Re: left out smokin: or return the favor..............
make all these plans, invite them, tell them you got the tickets, we are to meet at a certain time, location etc............
then dont show....lol. will teach them a lesson........
sorry, it suxs................
Re: left out NO DATE: I vote for return the favor
Re: left out alonewith2: This did happen to me during the 1st separation. My friends were all married or in a serious relationship. I stopped getting invited to cookouts, dinner parties, fun trips, etc. At first I didn't take offense to it. I thought they were just wanting to stay out of my stbx and I's situation. They were all upset with him, and maybe they didn't really know what to do with me.
I'm not sure what I would have done if they did invite me, then said it was cancelled only to find out I was just being left out. I know I would have felt worse than I did after not being invited at all. I can't believe they would do that to you. I could make up a lot of excuses on how a situation like that may occur, such as not enough room in the car, kids only event, etc....but the bottom line is they should have been honest with you.

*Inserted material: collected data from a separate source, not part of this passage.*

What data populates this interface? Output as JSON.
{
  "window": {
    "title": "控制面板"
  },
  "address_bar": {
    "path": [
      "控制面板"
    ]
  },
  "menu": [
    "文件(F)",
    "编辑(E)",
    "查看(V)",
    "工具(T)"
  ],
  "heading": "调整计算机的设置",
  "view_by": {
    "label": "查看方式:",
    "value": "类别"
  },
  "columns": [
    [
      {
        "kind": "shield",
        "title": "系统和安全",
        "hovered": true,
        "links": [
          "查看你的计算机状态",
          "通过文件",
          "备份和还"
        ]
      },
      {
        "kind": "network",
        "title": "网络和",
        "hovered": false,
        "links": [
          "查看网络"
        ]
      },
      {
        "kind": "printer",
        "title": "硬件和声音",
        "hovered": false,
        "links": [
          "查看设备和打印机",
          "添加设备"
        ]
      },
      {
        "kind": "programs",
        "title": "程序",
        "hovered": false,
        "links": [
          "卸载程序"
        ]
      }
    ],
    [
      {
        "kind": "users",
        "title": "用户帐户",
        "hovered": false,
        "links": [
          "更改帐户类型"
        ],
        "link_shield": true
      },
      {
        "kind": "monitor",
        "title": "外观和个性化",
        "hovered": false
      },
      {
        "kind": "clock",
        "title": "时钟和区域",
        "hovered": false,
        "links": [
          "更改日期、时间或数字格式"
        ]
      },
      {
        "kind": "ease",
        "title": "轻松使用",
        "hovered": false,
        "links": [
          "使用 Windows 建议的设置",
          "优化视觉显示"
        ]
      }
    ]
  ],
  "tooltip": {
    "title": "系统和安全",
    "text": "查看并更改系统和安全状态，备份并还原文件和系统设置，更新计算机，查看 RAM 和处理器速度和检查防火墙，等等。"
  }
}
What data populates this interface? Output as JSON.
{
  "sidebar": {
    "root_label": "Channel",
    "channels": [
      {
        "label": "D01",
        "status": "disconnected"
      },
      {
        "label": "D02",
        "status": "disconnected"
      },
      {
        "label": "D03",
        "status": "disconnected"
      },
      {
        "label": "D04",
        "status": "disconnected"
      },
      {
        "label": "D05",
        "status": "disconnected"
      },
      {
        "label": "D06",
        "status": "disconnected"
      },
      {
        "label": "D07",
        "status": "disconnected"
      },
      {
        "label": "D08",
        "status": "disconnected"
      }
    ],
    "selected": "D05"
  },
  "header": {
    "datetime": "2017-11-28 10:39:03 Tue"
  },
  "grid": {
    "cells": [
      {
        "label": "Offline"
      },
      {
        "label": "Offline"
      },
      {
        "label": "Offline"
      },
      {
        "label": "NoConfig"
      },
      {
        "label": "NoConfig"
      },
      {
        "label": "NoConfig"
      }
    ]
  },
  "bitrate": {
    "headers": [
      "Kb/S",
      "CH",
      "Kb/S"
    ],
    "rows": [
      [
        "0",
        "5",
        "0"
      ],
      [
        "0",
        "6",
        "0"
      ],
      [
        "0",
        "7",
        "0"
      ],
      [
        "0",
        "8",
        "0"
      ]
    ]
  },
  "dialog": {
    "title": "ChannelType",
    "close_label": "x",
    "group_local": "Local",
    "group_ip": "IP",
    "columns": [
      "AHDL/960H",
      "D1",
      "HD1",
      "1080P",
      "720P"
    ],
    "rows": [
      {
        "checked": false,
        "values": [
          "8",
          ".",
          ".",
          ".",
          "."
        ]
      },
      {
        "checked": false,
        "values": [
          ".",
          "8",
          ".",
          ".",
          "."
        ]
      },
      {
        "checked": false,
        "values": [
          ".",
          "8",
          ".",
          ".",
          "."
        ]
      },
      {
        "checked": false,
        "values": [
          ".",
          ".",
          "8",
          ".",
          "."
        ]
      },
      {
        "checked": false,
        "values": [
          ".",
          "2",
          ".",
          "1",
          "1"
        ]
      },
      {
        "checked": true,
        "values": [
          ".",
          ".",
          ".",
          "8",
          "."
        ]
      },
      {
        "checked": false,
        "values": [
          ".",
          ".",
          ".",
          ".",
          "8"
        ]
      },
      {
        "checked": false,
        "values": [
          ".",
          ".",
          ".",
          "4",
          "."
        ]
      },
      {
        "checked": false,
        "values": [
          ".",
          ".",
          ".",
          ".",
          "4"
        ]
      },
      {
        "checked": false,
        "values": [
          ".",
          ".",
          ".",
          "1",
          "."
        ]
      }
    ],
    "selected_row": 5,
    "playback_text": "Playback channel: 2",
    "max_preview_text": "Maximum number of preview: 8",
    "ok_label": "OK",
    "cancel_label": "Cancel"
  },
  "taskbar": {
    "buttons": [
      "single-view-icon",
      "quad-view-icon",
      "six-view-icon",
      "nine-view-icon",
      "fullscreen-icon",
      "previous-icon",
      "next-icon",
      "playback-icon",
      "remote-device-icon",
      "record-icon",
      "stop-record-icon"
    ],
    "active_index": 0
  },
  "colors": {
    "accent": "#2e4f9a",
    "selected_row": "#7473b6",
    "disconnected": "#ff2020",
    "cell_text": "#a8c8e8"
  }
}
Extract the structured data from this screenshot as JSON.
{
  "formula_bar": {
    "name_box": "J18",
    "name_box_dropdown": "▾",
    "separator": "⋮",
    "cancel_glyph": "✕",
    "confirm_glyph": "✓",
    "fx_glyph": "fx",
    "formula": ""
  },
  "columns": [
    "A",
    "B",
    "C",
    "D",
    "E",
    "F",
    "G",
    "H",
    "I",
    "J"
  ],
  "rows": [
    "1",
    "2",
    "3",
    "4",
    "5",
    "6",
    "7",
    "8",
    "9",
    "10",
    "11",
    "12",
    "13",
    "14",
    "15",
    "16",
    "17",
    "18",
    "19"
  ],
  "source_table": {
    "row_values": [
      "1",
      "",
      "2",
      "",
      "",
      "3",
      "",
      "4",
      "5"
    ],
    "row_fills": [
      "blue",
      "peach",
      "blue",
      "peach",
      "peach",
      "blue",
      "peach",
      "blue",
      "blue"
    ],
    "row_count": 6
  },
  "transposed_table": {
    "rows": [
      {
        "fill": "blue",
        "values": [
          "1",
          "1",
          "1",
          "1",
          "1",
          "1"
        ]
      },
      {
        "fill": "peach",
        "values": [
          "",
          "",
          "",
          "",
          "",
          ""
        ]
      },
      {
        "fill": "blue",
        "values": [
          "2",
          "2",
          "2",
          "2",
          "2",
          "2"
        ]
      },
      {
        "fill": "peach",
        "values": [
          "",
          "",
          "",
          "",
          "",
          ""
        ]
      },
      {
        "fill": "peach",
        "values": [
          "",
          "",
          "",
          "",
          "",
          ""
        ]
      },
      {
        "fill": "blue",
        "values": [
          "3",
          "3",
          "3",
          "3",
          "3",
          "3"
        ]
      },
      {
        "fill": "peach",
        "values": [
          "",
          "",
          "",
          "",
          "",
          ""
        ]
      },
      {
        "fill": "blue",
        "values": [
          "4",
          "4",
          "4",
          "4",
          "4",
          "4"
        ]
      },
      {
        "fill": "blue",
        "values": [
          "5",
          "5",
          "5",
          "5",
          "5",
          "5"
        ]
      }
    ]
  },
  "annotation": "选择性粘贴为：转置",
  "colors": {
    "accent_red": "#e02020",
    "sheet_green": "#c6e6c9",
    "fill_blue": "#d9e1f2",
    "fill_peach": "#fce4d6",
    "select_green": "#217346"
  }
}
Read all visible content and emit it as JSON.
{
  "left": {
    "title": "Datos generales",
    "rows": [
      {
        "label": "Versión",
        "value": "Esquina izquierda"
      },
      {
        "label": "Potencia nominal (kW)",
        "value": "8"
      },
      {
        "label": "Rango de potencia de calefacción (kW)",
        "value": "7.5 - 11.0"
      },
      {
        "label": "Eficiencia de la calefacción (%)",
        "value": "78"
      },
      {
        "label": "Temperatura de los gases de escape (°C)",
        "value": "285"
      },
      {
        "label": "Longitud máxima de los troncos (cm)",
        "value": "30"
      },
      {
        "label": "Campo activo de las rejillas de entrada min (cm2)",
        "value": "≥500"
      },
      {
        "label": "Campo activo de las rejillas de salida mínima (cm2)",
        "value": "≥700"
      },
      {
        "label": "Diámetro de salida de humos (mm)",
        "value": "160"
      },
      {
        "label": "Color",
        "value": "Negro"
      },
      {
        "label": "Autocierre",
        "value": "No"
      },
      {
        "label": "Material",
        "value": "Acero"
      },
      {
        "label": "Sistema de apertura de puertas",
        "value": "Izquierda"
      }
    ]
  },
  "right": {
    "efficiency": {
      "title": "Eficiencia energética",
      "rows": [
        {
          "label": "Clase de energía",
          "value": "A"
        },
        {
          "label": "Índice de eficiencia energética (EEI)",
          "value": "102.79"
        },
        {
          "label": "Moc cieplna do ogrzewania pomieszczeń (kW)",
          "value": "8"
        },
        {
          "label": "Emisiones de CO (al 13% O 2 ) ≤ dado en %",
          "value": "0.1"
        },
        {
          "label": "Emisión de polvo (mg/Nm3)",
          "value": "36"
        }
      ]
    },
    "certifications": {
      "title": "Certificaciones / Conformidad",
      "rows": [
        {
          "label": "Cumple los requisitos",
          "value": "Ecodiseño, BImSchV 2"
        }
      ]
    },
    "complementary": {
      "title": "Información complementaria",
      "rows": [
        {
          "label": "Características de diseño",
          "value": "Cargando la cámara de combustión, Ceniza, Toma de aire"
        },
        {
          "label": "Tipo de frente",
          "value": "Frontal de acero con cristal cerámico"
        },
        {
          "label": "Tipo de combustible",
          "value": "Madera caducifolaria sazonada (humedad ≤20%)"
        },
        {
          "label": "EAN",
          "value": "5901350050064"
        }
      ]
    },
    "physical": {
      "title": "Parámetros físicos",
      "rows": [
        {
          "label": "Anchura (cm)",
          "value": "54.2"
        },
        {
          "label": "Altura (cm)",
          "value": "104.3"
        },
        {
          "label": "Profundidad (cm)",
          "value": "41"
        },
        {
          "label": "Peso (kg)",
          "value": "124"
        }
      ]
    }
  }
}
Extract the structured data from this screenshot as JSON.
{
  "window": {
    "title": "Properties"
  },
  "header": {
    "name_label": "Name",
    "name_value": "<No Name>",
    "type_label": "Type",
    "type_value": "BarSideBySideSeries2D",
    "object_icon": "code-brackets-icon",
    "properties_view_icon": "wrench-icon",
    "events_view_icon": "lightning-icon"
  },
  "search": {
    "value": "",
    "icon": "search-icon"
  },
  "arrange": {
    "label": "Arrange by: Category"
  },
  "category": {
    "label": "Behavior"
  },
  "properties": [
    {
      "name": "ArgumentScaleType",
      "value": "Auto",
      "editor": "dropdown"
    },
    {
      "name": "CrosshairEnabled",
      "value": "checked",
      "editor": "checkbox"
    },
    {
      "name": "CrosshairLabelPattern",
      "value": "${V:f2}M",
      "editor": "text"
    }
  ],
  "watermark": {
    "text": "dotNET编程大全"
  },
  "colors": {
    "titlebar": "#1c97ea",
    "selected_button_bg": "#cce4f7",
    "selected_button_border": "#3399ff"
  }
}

Re: left out NO DATE: I vote for return the favor oh, I said that already carry on
Re: left out LostTeacher: when my girlfriend's daughter turned one, i was the only one of my friend's not invited to the party because i didn't have a kid. only friends with kids were invited.
it made me feel very left out. i mean, i always try to have a good time, i bring a present, and i've been friends with these people since i was 16.
i guess i just realized that there are just things that i don't do with them now. i just am not in that spot in my life anymore. i am jealous at time, because i want that life. i was the first to get married, and i was the first that wanted kids. now i am on the sidelines, waiting for a date, let alone the time to have a baby.
i think that sometimes we have to realize that we don't always fit into that life as well anymore. and that's ok. because you have to come to realize that your life is different, and it's something you have to face.
i wish, though, that i had the guts to let one of them know how their actions have made me feel. most of my friends are pretty good, but one just doesn't get how much she hurts my feelings, and i just haven't had the guts to let her know how it affects me.